A delegation of 52 American law-enforcement officers from 12 states, has arrived in Israel for the second consecutive year to train in counterterrorism tactics together with their Israeli counterparts.
During their stay, the United States delegation is housed at the Beit Shemesh police academy, where officers will meet with special combat units, train in counterterrorism techniques, and be addressed by Police Commissioner Roni Alsheich, The Jerusalem Post reported Tuesday.
The delegation is set to return to the U.S. after a September 11 memorial service to be held at the 9/11 Living Memorial Plaza in the Arazim Valley.

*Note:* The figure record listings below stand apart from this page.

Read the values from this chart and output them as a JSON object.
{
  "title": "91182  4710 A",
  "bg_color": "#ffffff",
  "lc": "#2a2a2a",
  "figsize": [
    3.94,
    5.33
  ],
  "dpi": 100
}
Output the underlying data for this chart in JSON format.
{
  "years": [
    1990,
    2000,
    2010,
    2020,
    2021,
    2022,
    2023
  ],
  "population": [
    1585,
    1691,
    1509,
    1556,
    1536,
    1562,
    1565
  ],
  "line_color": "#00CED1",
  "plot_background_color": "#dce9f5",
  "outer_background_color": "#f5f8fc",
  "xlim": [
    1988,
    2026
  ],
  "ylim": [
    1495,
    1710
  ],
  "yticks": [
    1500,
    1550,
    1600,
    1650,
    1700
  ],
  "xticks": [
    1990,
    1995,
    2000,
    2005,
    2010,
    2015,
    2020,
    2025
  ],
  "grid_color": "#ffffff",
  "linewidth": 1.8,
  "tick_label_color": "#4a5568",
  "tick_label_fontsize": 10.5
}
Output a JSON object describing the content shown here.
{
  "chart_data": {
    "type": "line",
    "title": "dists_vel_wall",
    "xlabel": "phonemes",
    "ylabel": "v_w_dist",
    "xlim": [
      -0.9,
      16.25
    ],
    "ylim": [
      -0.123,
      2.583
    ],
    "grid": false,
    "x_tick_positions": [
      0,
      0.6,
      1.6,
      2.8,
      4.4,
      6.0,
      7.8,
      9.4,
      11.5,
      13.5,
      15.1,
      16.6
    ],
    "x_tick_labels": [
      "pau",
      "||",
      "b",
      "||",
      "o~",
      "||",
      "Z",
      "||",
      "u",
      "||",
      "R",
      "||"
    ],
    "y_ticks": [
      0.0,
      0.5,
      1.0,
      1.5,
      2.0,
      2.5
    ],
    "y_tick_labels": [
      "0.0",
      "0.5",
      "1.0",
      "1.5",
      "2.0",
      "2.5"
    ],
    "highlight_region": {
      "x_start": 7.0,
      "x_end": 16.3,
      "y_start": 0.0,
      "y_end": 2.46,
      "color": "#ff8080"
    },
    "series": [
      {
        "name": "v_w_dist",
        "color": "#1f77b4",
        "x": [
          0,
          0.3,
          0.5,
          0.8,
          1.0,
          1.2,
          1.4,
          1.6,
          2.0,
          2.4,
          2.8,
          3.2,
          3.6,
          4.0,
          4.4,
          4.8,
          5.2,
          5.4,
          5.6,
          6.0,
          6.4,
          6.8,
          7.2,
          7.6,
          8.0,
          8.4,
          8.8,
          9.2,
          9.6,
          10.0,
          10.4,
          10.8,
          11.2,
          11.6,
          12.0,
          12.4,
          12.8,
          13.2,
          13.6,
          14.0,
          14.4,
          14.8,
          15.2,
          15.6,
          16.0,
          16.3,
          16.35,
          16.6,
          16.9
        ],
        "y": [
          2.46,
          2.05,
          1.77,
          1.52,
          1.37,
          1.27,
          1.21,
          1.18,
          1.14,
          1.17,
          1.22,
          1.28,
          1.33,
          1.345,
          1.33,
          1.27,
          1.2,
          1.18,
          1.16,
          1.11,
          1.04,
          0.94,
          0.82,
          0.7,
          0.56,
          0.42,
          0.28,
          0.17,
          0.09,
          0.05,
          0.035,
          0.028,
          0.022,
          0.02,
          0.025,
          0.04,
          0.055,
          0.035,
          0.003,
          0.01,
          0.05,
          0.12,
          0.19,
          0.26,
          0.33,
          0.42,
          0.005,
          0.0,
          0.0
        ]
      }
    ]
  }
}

52 police officers from USA law enforcement arrived in Israel today, part of joint Israel USA Delegation, sharing & learning from each other pic.twitter.com/7f56tuu600
— Micky Rosenfeld (@MickyRosenfeld) September 3, 2017
Michael Safris, chief of the Essex County’s Sheriff’s Office Deputy Division, who is Jewish said he has visited Israel 40 times and, in return, hosted numerous Israeli police delegation in the U.S. over the past ten years.

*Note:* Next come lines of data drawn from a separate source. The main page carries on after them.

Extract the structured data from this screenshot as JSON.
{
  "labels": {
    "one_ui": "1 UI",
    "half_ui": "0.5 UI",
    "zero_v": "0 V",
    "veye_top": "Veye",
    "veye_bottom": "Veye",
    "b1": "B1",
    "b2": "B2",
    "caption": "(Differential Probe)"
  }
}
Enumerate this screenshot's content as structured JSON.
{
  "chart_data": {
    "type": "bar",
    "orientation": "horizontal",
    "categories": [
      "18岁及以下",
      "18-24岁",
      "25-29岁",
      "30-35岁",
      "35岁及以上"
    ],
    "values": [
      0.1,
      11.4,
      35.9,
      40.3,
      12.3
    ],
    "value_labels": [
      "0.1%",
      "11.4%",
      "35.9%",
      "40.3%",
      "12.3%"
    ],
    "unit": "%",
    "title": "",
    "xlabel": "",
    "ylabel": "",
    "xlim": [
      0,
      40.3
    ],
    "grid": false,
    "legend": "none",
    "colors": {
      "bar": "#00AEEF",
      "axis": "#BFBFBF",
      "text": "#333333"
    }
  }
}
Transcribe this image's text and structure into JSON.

“From all my trips, I know the delegation forms an important relationship, and if something happens in the U.S. or something happens here, we stay in touch and honor each country’s fallen officers,” Safris said. “The relationship and comradery developed over the last two years is one of the reasons we keep coming,” he added.

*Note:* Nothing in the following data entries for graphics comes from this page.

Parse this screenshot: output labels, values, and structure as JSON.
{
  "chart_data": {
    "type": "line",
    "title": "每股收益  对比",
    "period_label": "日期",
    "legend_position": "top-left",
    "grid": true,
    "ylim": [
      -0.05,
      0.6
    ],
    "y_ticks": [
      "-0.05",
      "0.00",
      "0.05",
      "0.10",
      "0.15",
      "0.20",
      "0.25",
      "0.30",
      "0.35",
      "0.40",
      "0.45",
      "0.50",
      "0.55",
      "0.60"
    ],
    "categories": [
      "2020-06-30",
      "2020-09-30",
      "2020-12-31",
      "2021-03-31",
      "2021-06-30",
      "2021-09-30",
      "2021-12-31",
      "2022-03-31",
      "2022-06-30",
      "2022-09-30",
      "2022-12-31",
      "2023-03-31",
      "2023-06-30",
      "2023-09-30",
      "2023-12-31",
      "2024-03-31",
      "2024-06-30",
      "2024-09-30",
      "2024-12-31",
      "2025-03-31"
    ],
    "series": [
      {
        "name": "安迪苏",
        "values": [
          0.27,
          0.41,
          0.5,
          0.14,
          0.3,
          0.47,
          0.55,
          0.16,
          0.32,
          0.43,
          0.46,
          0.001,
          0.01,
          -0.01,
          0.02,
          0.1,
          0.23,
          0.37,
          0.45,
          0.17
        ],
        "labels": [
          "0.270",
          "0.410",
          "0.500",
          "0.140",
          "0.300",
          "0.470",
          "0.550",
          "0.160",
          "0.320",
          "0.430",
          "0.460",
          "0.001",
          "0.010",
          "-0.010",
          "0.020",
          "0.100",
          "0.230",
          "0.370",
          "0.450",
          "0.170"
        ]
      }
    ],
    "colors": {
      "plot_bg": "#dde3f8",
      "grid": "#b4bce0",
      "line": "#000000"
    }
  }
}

Safri also explained how the struggle for survival sets Israeli police apart from other forces in the world.
“In our communities, for a lot of police officers, it’s a job,” he said, adding that “I think that it’s more than a job for a lot of the officers in Israel because they are protecting their homeland.”
Israeli police spokesman Micky Rosenfeld echoed Safris’ sentiment and highlighted how the hostile environment makes Israel the ideal location to train in the counterterrorism field.
“In terms of counterterrorism tactics that have been used and implemented at numerous scenes across the country, where unfortunately terrorist attacks have taken place, the Israeli police have used those tactics to minimize injuries, as well as find rapid solutions,” Rosenfeld said.
He added that “over the next few days, the Police Unity Tour will learn and see a number of these tactics across the country.”
The U.S. and Israel enjoy a regular exchange of law-enforcement delegations and participants have stressed the benefit of close cooperation with Israeli professionals in the areas of domestic counter-terrorism practices and first response to terrorist attacks.
Israel has been praised in the past by leading anti-terror practitioners for pioneering in the field. Europe should look to Israel as “a welcome guide in navigating the difficult moral, legal and tactical terrain ahead,” Lord David Trimble, a Nobel Peace Prize winner, and Robert Quick, a former assistant commissioner at London’s Metropolitan Police, wrote in The Daily Telegraph last year.
“One country fits this bill better than most – no democratic nation has endured Islamist terrorism to the extent that Israel has,” the pair added.